Convention over documentation – Konvention vor Dokumentation.
ROBERT BRUCKBAUER

Das Prinzip COD ist eine Variante des Prinzips COC. Es geht im Wesentlichen um die Vermeidung von Dokumentation: Was durch Code bzw. einer code-nahe Spezifikation oder Konfiguration ausreichend gut beschrieben wird, muss im Wiki nicht mehr zusätzlich beschrieben werden. Das Wiki stellt nur mehr eine Art Navigationshilfe für Code dar.

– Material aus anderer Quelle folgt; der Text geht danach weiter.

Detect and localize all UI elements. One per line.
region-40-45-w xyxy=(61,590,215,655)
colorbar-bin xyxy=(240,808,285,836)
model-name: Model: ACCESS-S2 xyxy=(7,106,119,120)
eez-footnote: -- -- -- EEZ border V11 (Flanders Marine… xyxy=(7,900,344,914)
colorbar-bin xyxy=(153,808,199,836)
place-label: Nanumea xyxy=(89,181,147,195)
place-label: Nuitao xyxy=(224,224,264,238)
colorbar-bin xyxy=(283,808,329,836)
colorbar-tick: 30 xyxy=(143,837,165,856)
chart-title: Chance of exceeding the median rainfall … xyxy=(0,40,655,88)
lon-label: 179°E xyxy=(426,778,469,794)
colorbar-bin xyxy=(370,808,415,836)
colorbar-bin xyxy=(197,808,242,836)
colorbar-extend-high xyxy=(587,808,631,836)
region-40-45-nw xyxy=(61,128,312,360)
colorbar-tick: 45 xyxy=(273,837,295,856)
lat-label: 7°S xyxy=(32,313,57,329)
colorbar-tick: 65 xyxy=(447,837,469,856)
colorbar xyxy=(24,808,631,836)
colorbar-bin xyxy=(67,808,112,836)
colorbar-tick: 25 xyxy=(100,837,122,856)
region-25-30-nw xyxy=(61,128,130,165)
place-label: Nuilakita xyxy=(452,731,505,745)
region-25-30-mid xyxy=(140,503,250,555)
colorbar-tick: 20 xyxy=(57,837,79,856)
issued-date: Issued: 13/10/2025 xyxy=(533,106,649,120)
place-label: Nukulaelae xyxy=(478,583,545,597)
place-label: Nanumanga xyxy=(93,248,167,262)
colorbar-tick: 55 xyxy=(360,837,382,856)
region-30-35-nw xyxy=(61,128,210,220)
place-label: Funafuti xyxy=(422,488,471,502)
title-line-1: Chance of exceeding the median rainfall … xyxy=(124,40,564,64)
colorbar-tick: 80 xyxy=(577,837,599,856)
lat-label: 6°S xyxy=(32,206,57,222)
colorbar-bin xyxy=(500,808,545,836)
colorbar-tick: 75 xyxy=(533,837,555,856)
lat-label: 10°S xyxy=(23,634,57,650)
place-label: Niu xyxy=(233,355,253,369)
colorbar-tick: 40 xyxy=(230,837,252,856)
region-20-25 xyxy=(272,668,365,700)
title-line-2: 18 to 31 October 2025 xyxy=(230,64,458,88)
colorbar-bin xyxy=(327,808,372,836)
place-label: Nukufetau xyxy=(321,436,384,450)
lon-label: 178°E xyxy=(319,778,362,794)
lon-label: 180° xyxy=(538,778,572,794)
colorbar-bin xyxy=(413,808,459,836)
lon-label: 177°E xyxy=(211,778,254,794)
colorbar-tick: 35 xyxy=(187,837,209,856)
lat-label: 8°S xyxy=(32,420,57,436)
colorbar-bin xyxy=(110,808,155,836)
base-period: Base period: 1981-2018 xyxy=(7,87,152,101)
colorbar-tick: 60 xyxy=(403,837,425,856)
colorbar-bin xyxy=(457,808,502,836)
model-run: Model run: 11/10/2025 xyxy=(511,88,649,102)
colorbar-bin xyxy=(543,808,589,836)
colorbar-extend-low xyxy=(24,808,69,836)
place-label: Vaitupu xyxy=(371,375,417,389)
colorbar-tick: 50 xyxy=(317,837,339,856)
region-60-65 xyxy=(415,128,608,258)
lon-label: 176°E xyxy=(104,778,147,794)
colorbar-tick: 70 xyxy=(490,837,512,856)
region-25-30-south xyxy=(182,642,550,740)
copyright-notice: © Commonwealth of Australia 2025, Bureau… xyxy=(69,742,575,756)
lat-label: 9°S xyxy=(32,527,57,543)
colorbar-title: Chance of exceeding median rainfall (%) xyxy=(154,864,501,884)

Das Prinzip basiert auf der Konvention, dass Bezeichnungen aus dem Wiki sich direkt im Code wiederfinden, z.B. als Namensraum oder als Teil des Namens einer Klasse oder Datei.

  • Den Baustein Domain nutzen wir zur Gruppierung von Diensten. Der Titel  ist gleichzeitig Teil des Namensraums, in dem sich die Klassen der Dienste und seine öffentlich sichtbaren Informations- und Nachrichtenobjekte befinden. Auch der Name des git-Repository mit den Build-Projekten leitet sich vom Titel ab.
  • Den Baustein Service nutzen wir, um einen Dienst innerhalb des Systems einen eindeutigen Titel zu geben und seine Funktion zu beschreiben. Der Titel wird zur Bildung des Names des Dienstes verwendet, z.B. als Interface oder Hauptklasse des Dienstes.
  • Der Baustein Event bzw. Entity gibt einer Nachricht bzw. Fachklasse einen eindeutigen Titel und beschreibt seinen Inhalt.  Der Titel findet sich im Namen der Implementierungsklasse wieder. Bei der Verwendung von Schemaspezifikationen wie beispielsweise Apache Avro oder XSD ist es der Titel gleichzeitig der Name der Schemadatei . Erst dort sehen wir alle Details, z.B. Typ oder Einschränkungen (Constraints) einer fachlichen Eigenschaft.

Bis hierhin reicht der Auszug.